‘As China’s reopening euphoria fizzled out on the back of some disappointing economic data, we saw inflows coming back to India with full force in the past 3-4 months.’
The Indian markets have seen a sharp rebound from this year’s lows in March but valuations have still not been in the very expensive territory, says Kunal Vora, head, India equity research, BNP Paribas.
In an interview with Sundar Sethuraman, he explains what is fuelling the strong overseas flows and fundamental factors supporting the market at the current levels.
Domestic equities are witnessing huge foreign portfolio investor (FPI) flows. What’s driving these inflows?
In March 2023, we changed our view on the markets from being cautious to positive.
Our rationale was that the market had seen price and time correction and crude and commodity costs had softened.
We saw resilience in corporate earnings, led by financials and we were approaching the fag end of this rate-hike cycle.
FPI holdings in India were at the lowest level in almost a decade while the market outlook was improving.
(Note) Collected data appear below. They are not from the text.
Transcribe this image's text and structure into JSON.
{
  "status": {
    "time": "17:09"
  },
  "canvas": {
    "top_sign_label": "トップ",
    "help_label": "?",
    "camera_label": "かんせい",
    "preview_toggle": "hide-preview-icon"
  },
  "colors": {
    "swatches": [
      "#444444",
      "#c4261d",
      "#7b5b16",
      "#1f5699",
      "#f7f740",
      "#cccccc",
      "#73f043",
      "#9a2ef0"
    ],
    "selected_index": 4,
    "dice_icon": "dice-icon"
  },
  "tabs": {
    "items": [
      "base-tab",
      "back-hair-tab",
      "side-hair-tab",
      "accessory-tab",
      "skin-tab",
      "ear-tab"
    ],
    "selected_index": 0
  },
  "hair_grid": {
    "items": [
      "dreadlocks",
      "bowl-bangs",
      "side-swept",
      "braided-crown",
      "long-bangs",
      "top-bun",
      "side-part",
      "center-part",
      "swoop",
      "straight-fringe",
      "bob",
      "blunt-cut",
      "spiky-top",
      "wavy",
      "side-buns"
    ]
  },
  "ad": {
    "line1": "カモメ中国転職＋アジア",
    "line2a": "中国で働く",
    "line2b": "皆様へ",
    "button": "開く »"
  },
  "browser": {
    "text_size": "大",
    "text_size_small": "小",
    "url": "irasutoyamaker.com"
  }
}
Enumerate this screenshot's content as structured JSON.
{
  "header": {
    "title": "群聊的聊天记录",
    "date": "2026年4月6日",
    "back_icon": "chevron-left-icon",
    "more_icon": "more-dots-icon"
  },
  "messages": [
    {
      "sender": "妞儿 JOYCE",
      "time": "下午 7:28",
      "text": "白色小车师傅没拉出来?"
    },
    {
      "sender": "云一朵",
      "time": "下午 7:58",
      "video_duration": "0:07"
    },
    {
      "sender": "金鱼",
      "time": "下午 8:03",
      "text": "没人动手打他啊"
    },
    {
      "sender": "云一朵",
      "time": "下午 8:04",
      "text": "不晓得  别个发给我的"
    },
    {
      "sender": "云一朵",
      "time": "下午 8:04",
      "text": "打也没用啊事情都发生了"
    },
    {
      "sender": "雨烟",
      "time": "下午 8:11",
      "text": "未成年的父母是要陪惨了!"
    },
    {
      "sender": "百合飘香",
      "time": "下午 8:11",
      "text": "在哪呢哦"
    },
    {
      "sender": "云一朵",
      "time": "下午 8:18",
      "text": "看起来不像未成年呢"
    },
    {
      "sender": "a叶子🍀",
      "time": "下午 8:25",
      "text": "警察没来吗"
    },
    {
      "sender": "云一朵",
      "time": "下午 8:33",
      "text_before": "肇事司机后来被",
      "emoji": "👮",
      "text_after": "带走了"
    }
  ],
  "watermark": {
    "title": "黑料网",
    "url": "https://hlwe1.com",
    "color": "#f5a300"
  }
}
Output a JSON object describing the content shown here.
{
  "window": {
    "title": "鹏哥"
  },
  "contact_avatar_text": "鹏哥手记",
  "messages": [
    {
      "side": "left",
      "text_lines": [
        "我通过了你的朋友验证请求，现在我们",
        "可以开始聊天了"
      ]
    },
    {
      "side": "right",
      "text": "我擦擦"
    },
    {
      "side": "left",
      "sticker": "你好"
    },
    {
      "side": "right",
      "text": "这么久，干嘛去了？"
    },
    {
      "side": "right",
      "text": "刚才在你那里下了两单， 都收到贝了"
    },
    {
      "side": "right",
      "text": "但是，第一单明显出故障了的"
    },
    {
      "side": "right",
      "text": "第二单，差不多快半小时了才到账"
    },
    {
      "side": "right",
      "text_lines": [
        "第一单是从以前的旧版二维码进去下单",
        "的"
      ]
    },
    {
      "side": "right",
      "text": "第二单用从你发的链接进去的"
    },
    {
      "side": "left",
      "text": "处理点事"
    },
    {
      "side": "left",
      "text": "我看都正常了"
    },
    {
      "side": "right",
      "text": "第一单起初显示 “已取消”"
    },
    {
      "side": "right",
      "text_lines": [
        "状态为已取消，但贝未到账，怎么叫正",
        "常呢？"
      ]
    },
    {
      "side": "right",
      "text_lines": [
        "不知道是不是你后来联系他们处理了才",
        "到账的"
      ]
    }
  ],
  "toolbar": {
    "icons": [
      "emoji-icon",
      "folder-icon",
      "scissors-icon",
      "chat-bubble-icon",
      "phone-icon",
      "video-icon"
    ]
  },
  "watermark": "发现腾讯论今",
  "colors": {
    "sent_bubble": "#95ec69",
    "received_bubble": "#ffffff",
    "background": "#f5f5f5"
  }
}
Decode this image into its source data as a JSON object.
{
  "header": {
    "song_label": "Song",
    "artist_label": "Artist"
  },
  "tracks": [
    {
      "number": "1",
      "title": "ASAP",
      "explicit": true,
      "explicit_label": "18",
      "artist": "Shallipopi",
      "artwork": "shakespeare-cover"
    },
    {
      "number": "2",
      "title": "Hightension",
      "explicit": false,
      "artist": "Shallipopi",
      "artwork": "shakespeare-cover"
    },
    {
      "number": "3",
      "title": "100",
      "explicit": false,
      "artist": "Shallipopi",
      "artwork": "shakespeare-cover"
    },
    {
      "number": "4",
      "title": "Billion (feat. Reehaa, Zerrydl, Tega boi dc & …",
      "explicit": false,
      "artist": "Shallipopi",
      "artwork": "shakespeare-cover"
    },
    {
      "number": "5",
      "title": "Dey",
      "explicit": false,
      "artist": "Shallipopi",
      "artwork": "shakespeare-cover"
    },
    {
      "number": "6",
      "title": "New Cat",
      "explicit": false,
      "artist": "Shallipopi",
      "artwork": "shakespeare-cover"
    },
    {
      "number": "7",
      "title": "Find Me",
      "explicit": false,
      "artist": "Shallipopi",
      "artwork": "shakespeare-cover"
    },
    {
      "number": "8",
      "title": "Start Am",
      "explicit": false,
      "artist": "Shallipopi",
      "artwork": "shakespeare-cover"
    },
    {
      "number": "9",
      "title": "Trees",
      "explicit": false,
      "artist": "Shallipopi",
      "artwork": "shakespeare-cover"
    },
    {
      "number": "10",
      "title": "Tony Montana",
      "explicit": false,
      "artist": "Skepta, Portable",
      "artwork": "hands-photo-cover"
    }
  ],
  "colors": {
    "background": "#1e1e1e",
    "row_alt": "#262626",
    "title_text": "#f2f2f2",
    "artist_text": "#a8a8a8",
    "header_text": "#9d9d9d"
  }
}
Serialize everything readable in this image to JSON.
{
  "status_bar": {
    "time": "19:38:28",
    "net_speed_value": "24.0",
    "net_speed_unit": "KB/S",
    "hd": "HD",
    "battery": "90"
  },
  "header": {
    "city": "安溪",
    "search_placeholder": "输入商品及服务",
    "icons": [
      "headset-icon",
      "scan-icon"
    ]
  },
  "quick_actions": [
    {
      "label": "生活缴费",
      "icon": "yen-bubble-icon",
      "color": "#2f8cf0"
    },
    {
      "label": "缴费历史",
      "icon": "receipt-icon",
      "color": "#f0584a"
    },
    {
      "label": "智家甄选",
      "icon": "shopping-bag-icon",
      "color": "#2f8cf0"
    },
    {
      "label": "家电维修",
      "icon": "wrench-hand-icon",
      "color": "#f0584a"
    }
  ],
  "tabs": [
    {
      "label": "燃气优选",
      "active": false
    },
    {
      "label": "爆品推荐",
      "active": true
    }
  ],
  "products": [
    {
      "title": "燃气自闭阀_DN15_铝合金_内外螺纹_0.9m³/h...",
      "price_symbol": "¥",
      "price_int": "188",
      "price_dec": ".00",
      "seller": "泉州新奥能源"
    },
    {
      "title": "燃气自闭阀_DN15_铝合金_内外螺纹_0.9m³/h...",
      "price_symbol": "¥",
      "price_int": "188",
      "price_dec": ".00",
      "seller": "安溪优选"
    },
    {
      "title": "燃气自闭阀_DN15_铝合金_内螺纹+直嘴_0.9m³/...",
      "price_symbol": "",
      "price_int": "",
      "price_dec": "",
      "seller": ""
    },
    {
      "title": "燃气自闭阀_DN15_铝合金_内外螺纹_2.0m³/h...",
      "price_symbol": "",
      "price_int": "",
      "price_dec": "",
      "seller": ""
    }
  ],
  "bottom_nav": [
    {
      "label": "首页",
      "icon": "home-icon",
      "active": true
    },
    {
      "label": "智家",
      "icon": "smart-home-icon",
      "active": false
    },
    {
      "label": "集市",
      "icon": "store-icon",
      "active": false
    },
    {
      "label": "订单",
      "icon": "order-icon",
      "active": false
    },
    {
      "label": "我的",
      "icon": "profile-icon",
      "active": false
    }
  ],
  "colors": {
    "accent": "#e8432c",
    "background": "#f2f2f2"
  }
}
Overall, the market had become more attractive in March, and subsequently, we saw a rally.
We believe that some of these factors may have contributed to the strong inflows we have seen since March.
Despite the strong rally, India is still underperforming most major markets.
Bond yield-earnings yield gap is at 1.6 per cent, which is only slightly higher than the long-term average.
This is because while the equity markets have recovered since March, bond yields have cooled off.
What has been the impact of China’s reopening on FPI flows to India?
At the start of the year, we expected volatility in FPI flows into India, which is likely to continue as FPIs chase lower valuations in underperforming markets and asset classes, like China and Europe.
We had seen this panning out, with India seeing substantial outflows in January-February, coinciding with strong inflows into the onshore China market.
However, as China’s reopening euphoria fizzled out on the back of some disappointing economic data, we saw inflows coming back to India with full force in the past 3-4 months.
Flows into India are one of the highest among major emerging markets (EMs).
In addition, India’s macro outlook has improved significantly with the fall in crude and commodities prices and lower inflationary pressure.
This has made India a preferred investors’ choice within EMs.
How do you see valuations at this juncture?
Markets have seen a sharp rally in recent months due to which near-term consolidation cannot be ruled out, though the downside risks remain limited.
We expect resilient systematic investment plan (SIP) flows, and still, multi-year low FII holdings in the Indian equities market will likely support the market.
Do you expect the rally in mid- and small-cap stocks to continue? Has valuation comfort waned there too?
We have seen a sharp rally in the mid- and small-cap space in the past 2-3 months, on the back of strong FPI and domestic flows. However, on-ground outlook has not changed much.
Taking note of slowing global demand, elevated valuations in many sectors, slowdown in retail flows and lack of major catalysts, we remain cautious on the overall indices’ returns.
However, on a bottom-up approach, we continue to prefer companies with low-downside risks to the earnings.
When do you expect the rate hikes to peak in the West?
Our team continues to expect a 25 basis points (bps) rate hike at the July FOMC meet, and an extended pause thereafter for the rest of the year. In the face of decelerating economic activity, the lagged effects of previous rate hikes and tightening lending conditions are poised to show up more forcefully in H2 of 2023.
Globally, the situation remains quite volatile as the future rates trajectory will be determined by the incoming data on inflation, labour market conditions and consumer spending.
What’s your assessment of the corporate earnings in FY23? What is your earnings forecast for FY24?
Corporate earnings in FY23 had largely come in line with Street expectations.
Throughout the year, we witnessed a resilient Nifty EPS with limited downgrades.
This is contrary to what we have seen in the past, with the major downgrades seen particularly in globally-linked sectors, including IT.
In FY24, bulk of the Nifty’s earnings’ growth is expected to come from sectors that are linked to investment and consumption demand.
These are mainly financials, autos (likely on a low base) and materials (again on a low base).